"Wine is about people."
That was the first piece of advice I was given when I began my interest in fine wine - short and sweet! It did not take me long to understand its significance. Mother Nature provides and determines the production of the wine - its type, quality, character and volume, etc.
A well-made wine reflects its origins; its grape varietal/s; the soil and terroir on which it is grown; and the weather during the growing season. Each wine also reflects the character and personality of the wine-growers, as well as their tastes.
When you have visited their wineries, met them, gone down into their cellars with them and barrel-tasted their wines, memories come flooding back of the wine-makers in their cellars, talking and discussing their wines with you as you taste from barrel to barrel.
These memories remain, packed into the recesses of your mind to be revived whenever you drink their wines. The wine becomes even more alive and meaningful to you. Yes, wine is about people.
The significance is even greater if you have walked the vineyards and navigated your way around the barrels in the cellars like those of Château Certan and Le Pin with the Alexandre Thienpont and his cousin, Jacques Thienpont, whose families own the Châteaux. A glass of Vieux Château Certan brings back memories of Alexandre with his soft, shy voice discussing the current vintage, the growing season, the specific qualities of the vintage and comparing it with past vintages.
Memories abound of Francois Millet, wine-maker at Domaine Comte de Vogue in Chambolle-Musigny, in his characteristic soft voice, proudly describing his wines; of Christophe Roumier at his Domaine quietly offering us a tasting from the Domaine's only barrel of the great Musigny. And Christophe telling us that he produces only 24 cases of his Musigny - which explains the astronomical price of Roumier's Musigny in the market-place today.
Then there is Egon Muller of Egon Muller-Scharzhopf in the Mosel-Saar-Ruwer, with his signature broad smile on his face as he welcomes you to his estate; soft-spoken Helmut Donnhoff and his wife Gaby, of Schlossgut Donnhoff, in the Nahe, Pablo Alvarez of Vega Sicilia, welcoming you with outstretched hand; Peter Sisseck, speaking characteristically almost breathlessly, as he shows you his wines; Alvaro Palacios, frustrated bull-fighter but wine-maker par excellence, enthusiastically describing his wines as you taste them with him in his cellars in Bierzo, Priorato, and Alfaro, and so on. These memories are indelible. They warm your heart.

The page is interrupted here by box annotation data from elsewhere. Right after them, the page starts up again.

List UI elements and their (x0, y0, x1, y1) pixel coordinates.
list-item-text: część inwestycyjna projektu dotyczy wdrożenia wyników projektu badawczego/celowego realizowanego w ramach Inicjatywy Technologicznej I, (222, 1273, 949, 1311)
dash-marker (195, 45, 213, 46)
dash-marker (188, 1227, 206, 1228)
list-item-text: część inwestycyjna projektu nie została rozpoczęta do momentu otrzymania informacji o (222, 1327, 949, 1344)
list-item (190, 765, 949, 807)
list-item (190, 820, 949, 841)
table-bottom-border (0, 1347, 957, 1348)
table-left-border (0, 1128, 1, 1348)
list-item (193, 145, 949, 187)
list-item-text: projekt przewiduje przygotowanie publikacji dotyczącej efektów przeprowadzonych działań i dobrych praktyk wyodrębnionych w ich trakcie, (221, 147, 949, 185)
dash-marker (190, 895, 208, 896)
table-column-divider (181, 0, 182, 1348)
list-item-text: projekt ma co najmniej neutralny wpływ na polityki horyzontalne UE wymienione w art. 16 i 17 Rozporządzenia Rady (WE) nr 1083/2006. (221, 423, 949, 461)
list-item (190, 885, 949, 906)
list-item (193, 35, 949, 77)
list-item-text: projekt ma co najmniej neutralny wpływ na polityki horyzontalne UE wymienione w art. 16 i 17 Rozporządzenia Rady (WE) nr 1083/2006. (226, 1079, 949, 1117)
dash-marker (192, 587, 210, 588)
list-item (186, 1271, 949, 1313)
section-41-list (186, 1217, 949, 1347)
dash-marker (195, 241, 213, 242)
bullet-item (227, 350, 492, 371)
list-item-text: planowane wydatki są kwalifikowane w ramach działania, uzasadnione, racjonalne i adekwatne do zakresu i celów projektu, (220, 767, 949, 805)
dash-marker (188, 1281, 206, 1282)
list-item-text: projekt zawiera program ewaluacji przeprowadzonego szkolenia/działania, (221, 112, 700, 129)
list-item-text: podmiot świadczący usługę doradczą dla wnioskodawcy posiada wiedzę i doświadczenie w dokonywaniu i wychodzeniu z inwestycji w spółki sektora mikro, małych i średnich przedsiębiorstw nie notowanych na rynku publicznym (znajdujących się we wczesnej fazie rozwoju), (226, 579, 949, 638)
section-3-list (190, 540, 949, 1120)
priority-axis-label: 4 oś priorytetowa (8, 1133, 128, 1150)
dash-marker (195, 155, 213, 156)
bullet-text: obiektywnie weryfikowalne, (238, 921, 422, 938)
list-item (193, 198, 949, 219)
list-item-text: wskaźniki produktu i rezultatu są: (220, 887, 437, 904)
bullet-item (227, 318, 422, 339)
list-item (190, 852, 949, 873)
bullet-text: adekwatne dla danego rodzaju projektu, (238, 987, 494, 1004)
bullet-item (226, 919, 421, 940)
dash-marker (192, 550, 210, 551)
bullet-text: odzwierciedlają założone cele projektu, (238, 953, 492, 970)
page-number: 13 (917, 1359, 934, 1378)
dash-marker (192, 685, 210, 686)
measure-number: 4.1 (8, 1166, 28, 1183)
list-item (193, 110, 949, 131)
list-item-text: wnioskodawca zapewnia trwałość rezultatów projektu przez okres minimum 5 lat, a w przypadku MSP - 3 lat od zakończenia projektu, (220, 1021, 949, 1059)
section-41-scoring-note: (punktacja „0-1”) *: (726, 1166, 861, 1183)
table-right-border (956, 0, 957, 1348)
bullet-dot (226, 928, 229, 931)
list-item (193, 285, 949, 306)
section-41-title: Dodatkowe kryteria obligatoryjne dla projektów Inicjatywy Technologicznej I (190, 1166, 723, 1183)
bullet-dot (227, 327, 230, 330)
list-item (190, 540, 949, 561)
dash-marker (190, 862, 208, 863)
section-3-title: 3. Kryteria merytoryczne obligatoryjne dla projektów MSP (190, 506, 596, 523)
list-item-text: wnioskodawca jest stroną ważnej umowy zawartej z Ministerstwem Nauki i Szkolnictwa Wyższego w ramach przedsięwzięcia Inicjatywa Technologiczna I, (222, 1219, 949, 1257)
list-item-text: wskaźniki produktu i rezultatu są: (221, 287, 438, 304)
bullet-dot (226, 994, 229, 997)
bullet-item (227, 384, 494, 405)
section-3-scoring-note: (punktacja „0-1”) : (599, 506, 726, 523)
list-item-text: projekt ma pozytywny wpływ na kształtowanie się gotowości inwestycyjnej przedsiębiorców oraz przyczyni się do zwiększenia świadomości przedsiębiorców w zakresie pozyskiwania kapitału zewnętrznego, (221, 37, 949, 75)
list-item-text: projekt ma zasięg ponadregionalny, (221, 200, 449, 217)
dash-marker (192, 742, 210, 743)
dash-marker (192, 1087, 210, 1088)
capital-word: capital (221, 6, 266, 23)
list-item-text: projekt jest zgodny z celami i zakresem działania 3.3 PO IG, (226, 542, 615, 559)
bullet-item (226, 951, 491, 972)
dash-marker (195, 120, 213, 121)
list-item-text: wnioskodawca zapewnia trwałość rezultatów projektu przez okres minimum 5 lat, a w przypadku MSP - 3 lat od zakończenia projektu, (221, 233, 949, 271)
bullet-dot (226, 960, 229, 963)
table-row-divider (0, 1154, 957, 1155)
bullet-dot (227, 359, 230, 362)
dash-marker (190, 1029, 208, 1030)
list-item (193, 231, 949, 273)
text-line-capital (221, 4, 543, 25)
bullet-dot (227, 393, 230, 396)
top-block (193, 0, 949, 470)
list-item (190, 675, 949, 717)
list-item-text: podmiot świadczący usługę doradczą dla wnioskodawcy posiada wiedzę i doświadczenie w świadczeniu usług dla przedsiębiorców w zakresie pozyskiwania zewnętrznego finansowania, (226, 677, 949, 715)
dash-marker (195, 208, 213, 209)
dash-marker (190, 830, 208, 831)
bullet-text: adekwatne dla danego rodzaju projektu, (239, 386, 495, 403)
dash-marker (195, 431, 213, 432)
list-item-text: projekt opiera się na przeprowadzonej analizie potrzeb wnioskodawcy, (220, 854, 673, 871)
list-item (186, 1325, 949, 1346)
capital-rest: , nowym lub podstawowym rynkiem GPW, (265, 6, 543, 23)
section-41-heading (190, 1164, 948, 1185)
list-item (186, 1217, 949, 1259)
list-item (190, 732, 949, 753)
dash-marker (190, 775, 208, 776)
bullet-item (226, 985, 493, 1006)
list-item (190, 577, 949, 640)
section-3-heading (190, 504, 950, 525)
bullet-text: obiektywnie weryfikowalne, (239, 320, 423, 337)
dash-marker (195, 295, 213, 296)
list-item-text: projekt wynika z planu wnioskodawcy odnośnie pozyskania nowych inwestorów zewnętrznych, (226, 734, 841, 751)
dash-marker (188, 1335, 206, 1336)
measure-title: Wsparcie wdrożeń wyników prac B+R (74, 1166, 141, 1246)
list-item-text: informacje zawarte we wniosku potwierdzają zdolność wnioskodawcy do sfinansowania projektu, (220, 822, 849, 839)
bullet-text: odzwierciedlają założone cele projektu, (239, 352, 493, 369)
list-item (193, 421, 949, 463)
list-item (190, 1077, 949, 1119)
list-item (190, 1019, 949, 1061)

Away from the Châteaux, Domaines, vineyards and cellars are the other friends and people, those who introduced and led you by the hand into the world of wine in those early days. Memories and thoughts of David Peppercorn, M.W., pre-eminent wine writer and author of a great monograph on Bordeaux wines, who together with his wife Serena Sutcliffe, M.W., and Michael Broadbent M.W., distinguished wine authority and writer, helped open the whole world of wine.
And opportunistically timely, Robert Parker, who burst into the wine world in the mid-80s with his Wine Advocate and 100-point score for wines, which immediately displaced the English five-star or 20-point scores as the 100-point scale is much more familiar and easier to remember - possibly because it reminded you of your examination scores in school.
Wine is about people, and people always also include those great chefs in whose restaurants you had memorable meals with equally memorable wines. Great chefs (and friends) such as Dieter and Elvira Kaufmann of the Michelin-starred Restaurant and Hotel Zur Traube in Grevenbroich; Joel Robuchon of L'Atelier in Paris; Tetsuya Wakuda of Waku Ghin in Singapore, etc.Chefs such as Joel Robuchon dished up memorable meals with equally memorable wines.Photo: AFP
And then there are your family and the friends with whom you have spent many a quiet and happy moment sharing a bottle or two of your favourite wines, and better still, a new wine to experience and explore.
Wine is a journey which you do not walk alone. One cannot imagine anything sadder, or more miserable, than the person who sits by himself, alone, as he drinks a bottle of wine.
Do not forget also that wine opens and frees the mind - and tongue (Watch it!). Somehow there seems a greater clarity in your thoughts, a greater dimension, as if there is a vast open space within which to ruminate and reflect - and dream. Memories - both happy and sad - come flooding back, reminding you of who you are, and why you are there. It is a time to be silent too, as your thoughts and memories come flooding back, a time to thank your God for having smiled on you and yours.
"They also serve who only stand and wait," wrote the 17th century English poet, John Milton. Perhaps these lines could also mean: "They also serve who only stand and taste."